Q. Tell us a little bit about the unique experiences and encounters that you had along the way?
A. Running amidst a fantastic variety of wildlife, just roaming about nonchalantly was definitely one of my favourite highlights. Running through the Entabeni Savannah, I could see rhino, giraffe, zebra and wilder beast, at which point I thought to myself ‘thank goodness – no lions!’ Huge credit goes to the rangers who were tracking the lions all throughout the race, ensuring that they kept a distance of at least 5km from the marathoners. Seeing the animals up-close like that was an amazing experience, and it gave me an adrenaline rush which made me run much faster. I stopped occasionally to take a few pictures of the scenery and wildlife, as this marathon to me, personally, was more about the experience than the finishing time. At many points of the race and at the aid stations, we were also cheered on by traditional African drummers and singers, which made the experience so unique and authentic. There was something special about running to the beat of African drums, in stretches of pure, untainted wild bushland.
Q. What was unique about this marathon in comparison to the others that you have run? What helped you to get through the toughest parts of the run?
A. From the get-go to the finish line, I would have to say that the route and varying terrain, as well as the intense heat all made this marathon quite challenging in its own right. Each continent that I’ve completed a marathon on so far, however does have its own set of challenges and weather conditions that you have to adapt to. That being said, this was definitely the most fun, beautiful and amazing run that I have completed.

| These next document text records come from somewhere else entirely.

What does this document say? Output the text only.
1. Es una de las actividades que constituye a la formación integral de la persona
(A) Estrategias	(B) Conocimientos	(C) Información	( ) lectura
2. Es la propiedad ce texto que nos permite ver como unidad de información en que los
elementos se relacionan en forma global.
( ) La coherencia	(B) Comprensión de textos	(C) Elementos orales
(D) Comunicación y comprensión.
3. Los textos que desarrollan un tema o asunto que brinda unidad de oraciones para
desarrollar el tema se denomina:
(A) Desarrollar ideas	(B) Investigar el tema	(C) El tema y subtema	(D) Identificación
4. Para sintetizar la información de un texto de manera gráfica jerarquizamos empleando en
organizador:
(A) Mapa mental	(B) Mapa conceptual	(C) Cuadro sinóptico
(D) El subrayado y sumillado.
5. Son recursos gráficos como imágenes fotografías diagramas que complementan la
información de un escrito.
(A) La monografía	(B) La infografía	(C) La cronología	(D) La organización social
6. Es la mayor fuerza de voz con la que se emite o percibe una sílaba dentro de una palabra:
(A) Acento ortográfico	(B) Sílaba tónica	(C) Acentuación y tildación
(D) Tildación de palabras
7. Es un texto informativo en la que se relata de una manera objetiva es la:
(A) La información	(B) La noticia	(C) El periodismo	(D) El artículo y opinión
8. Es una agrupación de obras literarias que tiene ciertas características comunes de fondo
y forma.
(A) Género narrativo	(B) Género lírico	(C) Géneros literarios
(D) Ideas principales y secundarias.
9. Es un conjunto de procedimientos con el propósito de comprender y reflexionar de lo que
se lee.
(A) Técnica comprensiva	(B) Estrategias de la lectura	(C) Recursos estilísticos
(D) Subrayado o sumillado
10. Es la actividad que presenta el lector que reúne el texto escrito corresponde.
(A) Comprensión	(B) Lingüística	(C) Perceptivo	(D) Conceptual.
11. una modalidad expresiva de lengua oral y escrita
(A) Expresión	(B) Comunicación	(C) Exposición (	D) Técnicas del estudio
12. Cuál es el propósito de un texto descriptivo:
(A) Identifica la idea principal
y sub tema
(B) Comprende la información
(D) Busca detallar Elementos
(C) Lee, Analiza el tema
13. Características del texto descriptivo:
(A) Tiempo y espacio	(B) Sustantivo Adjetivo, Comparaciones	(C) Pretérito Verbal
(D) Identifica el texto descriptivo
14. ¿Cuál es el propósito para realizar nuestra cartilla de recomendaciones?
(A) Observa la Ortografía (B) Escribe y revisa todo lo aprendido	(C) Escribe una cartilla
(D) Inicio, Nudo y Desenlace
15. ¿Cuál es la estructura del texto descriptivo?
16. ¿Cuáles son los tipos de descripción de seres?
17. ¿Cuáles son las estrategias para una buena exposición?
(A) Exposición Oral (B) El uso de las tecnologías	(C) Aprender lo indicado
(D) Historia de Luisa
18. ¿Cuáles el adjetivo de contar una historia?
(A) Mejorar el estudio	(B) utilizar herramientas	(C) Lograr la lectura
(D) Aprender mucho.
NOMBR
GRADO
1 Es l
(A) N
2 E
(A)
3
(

Many months of training and my previous experience running long distance marathons in extreme conditions, helped me in some capacity to prepare for this marathon. However, when I was out there in the bush, trying my best to keep going, it was my wife’s incredible support that helped me on. I remember looking up at the 14km mark and seeing my wife cheering me on in the spectator area, I saw her again at the 28km mark and seeing her there cheering me on, gave me the strength and encouragement that I needed to push through the pain I was in and persevere through the toughest stretches of the race. She has always been my biggest supporter and that has made all the difference for me during the toughest of runs.